Travel · ATM strategy

ATM strategy for India — low fees but low limits

By Aayush Jain5 min readUpdated May 2026

India has surprisingly low ATM fees for foreign cards — typically just ₹20–50 (under £1) per withdrawal. The challenge is the low withdrawal limits (₹10,000–20,000 per transaction) and the cash-heavy nature of the economy outside major cities. Here's how to manage it.

ATM fees in India

Most Indian bank ATMs charge foreign Visa and Mastercard cards ₹20–50 per withdrawal. HDFC, ICICI, SBI, Axis, and Kotak ATMs are all reliable for foreign cards. At ₹50 on a ₹10,000 withdrawal, that's 0.5% — far lower than Thailand, the USA, or Mexico. The fees are not the main issue; the limits and availability are.

Withdrawal limits

Indian ATMs typically cap withdrawals at ₹10,000–20,000 per transaction, and ₹20,000–40,000 per day for foreign cards. If you need ₹30,000 for a few days' spending, you may need two transactions. This is inconvenient but not expensive given the low per-withdrawal fee. Check your card's daily limit as it may be the binding constraint.

ATM availability outside cities

In Mumbai, Delhi, Bangalore, and major tourist areas (Goa, Rajasthan cities, Kerala backwaters hub towns), ATMs are plentiful. In rural areas, smaller towns, and remote destinations, ATMs can be scarce or unreliable. If you're doing a rural or slow-travel itinerary, withdraw more than you think you need before leaving a major city.

Which ATMs to use

HDFC Bank and ICICI Bank ATMs are the most reliably maintained for foreign cards and have the widest urban network. SBI has the largest absolute number of ATMs including in semi-rural areas — useful for wider India travel. Axis Bank ATMs also work well. Avoid standalone white-label ATMs in tourist areas (common in Goa and Rajasthan) which may have card skimming risks.

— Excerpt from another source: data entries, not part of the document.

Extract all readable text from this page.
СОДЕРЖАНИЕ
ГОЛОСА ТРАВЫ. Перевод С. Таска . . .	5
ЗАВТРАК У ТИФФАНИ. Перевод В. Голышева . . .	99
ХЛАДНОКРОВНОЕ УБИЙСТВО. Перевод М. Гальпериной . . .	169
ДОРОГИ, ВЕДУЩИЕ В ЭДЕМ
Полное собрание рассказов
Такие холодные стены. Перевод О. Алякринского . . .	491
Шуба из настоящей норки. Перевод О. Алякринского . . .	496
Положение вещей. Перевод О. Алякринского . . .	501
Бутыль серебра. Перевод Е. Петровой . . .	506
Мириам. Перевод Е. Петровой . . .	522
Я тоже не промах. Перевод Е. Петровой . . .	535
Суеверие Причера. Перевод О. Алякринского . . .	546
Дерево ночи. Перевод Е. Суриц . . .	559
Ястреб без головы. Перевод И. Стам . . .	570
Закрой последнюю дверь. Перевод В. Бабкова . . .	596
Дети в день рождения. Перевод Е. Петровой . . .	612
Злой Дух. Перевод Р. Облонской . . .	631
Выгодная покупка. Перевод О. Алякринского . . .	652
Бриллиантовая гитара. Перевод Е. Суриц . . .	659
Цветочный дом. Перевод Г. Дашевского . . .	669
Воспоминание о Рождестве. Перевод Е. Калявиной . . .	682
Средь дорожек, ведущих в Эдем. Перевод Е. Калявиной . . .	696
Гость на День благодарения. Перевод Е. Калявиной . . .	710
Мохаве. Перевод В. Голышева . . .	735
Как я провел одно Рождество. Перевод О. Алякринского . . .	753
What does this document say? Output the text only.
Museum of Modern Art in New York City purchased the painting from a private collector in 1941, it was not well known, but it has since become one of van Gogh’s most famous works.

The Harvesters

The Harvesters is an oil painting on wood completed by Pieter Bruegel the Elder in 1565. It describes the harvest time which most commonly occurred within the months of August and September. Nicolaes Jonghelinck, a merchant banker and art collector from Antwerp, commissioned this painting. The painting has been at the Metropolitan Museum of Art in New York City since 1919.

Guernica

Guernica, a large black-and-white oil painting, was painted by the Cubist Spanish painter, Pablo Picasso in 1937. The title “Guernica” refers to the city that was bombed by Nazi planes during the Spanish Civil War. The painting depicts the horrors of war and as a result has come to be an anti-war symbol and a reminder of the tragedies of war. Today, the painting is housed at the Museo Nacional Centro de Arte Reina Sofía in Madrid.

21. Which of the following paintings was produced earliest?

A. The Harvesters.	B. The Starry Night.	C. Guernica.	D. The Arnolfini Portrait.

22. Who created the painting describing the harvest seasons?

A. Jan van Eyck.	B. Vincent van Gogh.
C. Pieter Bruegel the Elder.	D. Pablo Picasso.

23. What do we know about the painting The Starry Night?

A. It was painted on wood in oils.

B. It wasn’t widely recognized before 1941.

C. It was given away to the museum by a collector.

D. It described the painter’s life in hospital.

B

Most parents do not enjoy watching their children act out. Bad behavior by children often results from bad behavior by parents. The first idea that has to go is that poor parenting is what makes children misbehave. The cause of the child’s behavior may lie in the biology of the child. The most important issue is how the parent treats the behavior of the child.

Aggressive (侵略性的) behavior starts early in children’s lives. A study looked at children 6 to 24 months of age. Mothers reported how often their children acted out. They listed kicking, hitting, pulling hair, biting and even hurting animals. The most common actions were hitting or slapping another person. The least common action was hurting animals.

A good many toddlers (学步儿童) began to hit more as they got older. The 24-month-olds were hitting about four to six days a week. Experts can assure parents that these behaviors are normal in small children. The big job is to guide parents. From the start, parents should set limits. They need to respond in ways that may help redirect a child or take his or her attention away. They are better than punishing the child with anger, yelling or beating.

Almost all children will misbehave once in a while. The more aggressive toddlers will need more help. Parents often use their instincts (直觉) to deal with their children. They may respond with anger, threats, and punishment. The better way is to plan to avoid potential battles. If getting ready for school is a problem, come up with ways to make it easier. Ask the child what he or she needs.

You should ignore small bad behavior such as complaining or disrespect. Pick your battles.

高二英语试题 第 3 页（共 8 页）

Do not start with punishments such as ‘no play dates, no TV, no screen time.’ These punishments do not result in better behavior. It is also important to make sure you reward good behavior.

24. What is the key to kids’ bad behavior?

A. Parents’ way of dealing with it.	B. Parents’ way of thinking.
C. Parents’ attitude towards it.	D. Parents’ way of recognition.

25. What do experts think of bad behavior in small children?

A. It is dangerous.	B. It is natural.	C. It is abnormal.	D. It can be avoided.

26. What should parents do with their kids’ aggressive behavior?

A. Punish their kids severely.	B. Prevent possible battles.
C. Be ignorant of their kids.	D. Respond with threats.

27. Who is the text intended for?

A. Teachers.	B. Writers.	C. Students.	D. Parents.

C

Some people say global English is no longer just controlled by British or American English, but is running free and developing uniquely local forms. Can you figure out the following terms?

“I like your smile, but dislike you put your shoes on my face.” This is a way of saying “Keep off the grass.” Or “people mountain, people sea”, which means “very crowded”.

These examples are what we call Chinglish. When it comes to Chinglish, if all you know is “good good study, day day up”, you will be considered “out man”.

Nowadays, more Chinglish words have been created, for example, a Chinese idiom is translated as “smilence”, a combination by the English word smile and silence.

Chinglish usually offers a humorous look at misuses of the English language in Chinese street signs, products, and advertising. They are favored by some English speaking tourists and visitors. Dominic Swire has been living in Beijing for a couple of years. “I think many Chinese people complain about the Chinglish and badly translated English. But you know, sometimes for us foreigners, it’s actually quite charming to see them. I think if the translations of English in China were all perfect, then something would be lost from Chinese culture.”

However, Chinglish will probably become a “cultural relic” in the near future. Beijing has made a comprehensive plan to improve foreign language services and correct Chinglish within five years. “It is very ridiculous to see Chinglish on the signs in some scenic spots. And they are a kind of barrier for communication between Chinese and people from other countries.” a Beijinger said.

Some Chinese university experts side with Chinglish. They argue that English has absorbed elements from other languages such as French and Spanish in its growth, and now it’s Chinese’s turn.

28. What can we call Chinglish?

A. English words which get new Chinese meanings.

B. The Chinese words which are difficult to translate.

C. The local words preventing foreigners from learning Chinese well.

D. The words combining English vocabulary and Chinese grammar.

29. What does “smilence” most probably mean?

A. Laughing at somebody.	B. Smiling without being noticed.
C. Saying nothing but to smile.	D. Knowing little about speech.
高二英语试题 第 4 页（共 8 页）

Cards for Indian residents travelling internationally

If you're an Indian resident travelling internationally (not a foreign visitor to India), the calculus is different. Niyo Global gives 3 free international ATM withdrawals per month — use all three strategically for larger amounts. Scapia charges 2.5% on cash advances — not ideal for ATM use, better used for card spending. For ATMs abroad, Niyo Global is the best Indian-issued option.

ATM fees in India

India's banking regulator (RBI) allows banks to charge a fee for foreign card withdrawals from their ATMs — typically ₹100–150 per transaction plus a currency conversion fee of 1–3%. HDFC Bank, ICICI Bank, Axis Bank, and SBI are the largest ATM networks and are the most reliable for foreign cards. Privately operated ATMs in India (similar to Euronet machines) often charge higher fees and may offer poor conversion rates. Stick to ATMs affiliated with major scheduled commercial banks and always decline any DCC offer. The operator fee is modest compared to Thailand but still worth minimising with larger, less frequent withdrawals.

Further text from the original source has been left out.